Director: Susanne Bier

Denmark| 2004. English subtitles. Colour. Dolby digital stereo. 110 min.

Set against the backdrop of the ongoing war in Afghanistan, Susanne Bier’s intense and emotionally devastating Brothers examines the relationship between Jannick (Nikolaj Lie Kaas), an alcoholic ne’er-do-well just released from prison, and his brother Michael (Ulrich Thomsen), a career soldier who’s as solid a family man as they come. Michael, his wife Sarah (Connie Nielsen) and their daughters live a virtually idyllic life in a large house they’re forever restoring. The only problem is that Michael is being shipped out to Afghanistan as part of a United Nations peacekeeping mission. When the helicopter carrying Michael is shot down and he’s presumed dead, Jannick is forced to grow up and help out his sister-in-law. Gradually, Jannick and Sarah grow closer, but things are complicated by their loyalties to Michael. When Michael returns from the war after several months of hellish imprisonment, he’s a broken and embittered man. Tormented by what he did to survive and unable to confide in anyone, Michael becomes increasingly paranoid. Bier is aided by a finely tuned script by Anders Thomas Jensen and a phenomenal cast, including two of Denmark’s most talented male leads and international star Nielsen (Gladiator), appearing in her first Danish-language feature.

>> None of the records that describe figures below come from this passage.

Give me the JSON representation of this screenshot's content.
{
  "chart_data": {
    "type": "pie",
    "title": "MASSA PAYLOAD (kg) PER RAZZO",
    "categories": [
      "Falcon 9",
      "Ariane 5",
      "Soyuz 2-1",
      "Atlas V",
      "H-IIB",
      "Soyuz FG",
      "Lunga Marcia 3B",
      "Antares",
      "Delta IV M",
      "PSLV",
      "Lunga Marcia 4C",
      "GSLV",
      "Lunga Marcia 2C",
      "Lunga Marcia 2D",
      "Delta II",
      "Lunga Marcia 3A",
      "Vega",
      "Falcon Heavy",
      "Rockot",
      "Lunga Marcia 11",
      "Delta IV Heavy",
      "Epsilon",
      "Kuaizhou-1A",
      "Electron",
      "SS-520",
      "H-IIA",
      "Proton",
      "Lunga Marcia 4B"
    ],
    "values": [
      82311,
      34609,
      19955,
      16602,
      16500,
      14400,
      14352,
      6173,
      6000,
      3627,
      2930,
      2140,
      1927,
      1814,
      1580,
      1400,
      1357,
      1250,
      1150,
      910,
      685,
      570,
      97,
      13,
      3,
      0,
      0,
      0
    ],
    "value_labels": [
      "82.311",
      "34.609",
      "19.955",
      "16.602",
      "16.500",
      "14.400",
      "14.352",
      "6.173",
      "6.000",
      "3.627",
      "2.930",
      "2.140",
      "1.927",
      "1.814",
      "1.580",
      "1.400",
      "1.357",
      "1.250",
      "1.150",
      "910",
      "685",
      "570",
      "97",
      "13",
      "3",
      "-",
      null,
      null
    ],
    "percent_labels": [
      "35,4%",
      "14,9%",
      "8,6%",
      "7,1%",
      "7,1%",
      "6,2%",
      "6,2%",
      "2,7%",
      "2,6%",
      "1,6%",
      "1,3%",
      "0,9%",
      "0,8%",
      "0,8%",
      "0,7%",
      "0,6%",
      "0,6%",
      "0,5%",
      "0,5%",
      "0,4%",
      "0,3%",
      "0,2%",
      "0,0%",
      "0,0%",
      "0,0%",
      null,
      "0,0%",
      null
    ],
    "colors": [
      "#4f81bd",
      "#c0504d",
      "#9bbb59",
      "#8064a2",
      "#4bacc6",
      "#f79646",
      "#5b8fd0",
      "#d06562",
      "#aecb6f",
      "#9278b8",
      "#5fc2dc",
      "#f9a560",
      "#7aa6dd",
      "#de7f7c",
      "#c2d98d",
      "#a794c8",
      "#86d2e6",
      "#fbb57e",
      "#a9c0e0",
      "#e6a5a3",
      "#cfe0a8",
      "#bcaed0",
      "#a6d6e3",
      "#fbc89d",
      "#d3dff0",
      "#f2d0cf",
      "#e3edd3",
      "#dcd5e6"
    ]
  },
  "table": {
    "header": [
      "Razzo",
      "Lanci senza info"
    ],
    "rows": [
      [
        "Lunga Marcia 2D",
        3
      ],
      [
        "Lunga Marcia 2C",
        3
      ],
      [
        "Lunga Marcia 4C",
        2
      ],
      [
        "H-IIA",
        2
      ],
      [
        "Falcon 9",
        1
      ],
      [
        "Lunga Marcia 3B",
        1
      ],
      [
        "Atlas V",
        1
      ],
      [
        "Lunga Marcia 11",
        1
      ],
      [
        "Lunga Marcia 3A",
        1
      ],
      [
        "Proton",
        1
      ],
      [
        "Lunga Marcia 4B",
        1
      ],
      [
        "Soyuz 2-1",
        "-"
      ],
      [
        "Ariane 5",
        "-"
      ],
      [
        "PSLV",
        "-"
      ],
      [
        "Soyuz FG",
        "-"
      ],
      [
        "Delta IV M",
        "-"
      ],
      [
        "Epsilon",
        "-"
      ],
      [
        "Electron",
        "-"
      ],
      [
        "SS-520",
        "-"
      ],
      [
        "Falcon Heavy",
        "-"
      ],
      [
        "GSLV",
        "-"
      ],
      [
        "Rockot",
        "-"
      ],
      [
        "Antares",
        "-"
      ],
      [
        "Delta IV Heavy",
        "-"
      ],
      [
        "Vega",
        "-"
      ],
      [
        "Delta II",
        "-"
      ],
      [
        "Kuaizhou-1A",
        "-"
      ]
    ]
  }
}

Her performance is astonishingly naked. Like her earlier film Open Hearts, Brothers is driven by Bier’s precise attention to emotional details. The film is dominated by mercilessly tight close-ups, a perfect visual corollary for the increasing intimacy between Sarah and Jannick and Michael’s beleaguered frame of mind. Few directors could handle the scope of Brothers. Fewer still could handle it with such subtlety and confidence.